There is an improv exercise called One Word Story. For those of my readers that are unfamiliar with it, a line of improvisers tell a story one word at a time. I suppose you could’ve guessed that from the title but specificity is key in improv. More on this later.
One Word Story is a tool for teaching listening and narrative skills. The burden of telling the tale does not fall on one person’s shoulders. Everyone contributes. You don’t need to know where you’re going, only where you’ve been. From that, the story unfolds.
There are two things that inevitably happen in these One Word Stories. The protagonist will go to see her or his mother and they will go to the store. Not to their fathers, always their mothers. Maybe mom give better advice.

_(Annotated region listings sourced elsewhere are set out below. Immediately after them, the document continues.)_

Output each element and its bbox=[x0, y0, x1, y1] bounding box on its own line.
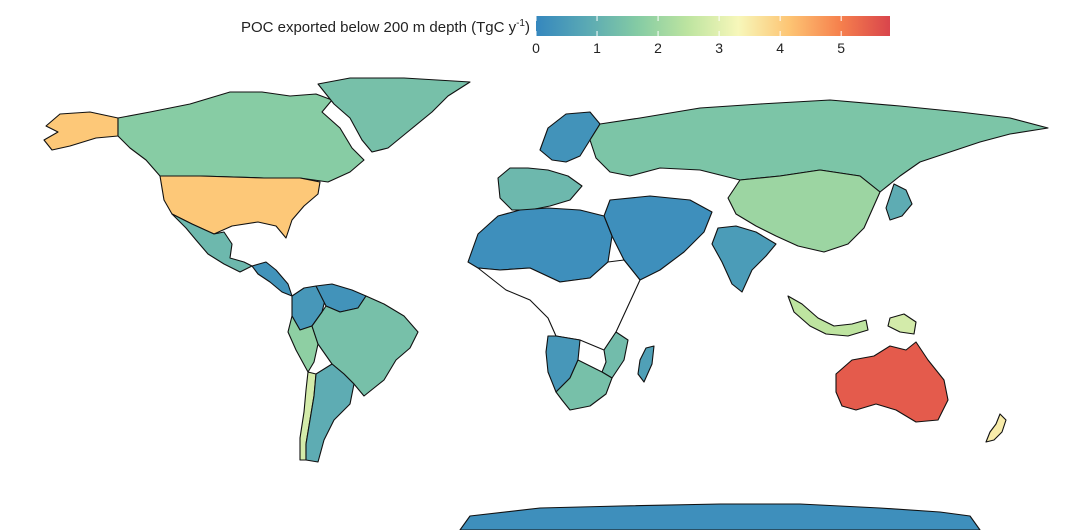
region-madagascar[interactable] bbox=[637, 345, 655, 383]
region-united-states[interactable] bbox=[159, 175, 321, 239]
colorbar-gradient bbox=[536, 16, 890, 36]
region-brazil[interactable] bbox=[311, 295, 419, 397]
region-argentina[interactable] bbox=[305, 363, 355, 463]
region-southern-africa[interactable] bbox=[555, 359, 613, 411]
region-indonesia[interactable] bbox=[787, 295, 869, 337]
region-japan[interactable] bbox=[885, 183, 913, 221]
legend-title: POC exported below 200 m depth (TgC y-1) bbox=[240, 18, 530, 36]
region-china[interactable] bbox=[727, 169, 881, 253]
region-western-europe[interactable] bbox=[497, 167, 583, 211]
region-new-zealand[interactable] bbox=[985, 413, 1007, 443]
region-greenland[interactable] bbox=[317, 77, 471, 153]
colorbar bbox=[536, 16, 890, 36]
region-scandinavia[interactable] bbox=[539, 111, 601, 163]
region-peru[interactable] bbox=[287, 315, 319, 373]
colorbar-tick-label: 0 bbox=[532, 40, 540, 56]
colorbar-tick-label: 4 bbox=[776, 40, 785, 56]
colorbar-tick-label: 5 bbox=[837, 40, 846, 56]
region-central-america[interactable] bbox=[251, 261, 293, 297]
region-alaska[interactable] bbox=[43, 111, 119, 151]
region-mozambique[interactable] bbox=[601, 331, 629, 379]
colorbar-tick-label: 2 bbox=[654, 40, 662, 56]
region-russia[interactable] bbox=[589, 99, 1049, 193]
region-mexico[interactable] bbox=[171, 213, 253, 273]
region-papua-new-guinea[interactable] bbox=[887, 313, 917, 335]
colorbar-tick-label: 1 bbox=[593, 40, 601, 56]
colorbar-tick-label: 3 bbox=[715, 40, 723, 56]
region-australia[interactable] bbox=[835, 341, 949, 423]
region-central-africa[interactable] bbox=[477, 259, 641, 351]
region-india[interactable] bbox=[711, 225, 777, 293]
region-canada[interactable] bbox=[117, 91, 365, 183]
region-antarctica[interactable] bbox=[459, 503, 981, 530]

Remember when I mentioned specificity at the beginning? So, they go to the store. Not the grocery story, nor the sporting goods story, or even the bookstore. Just The Store.
I have seen this time and time again, with every group who has done this exercise. But the real question is why? Why those two very specifically, non-specific things?
Having given this much thought, I have a theory. Both of those are passive choices, much like deciding, a choice that also delays the forward momentum of the narrative. That’s because then you have to say that they did those things that they had made up their mind about. Very exciting.
Doing improv, especially in the early stages can be terrifying. I don’t know what to say! Everyone is funnier than me! Why didn’t I take that cooking class instead?
We make these passive choices because we’re afraid of making a mistake. But there is good news. There are no mistakes. Just make a strong choice and go with it.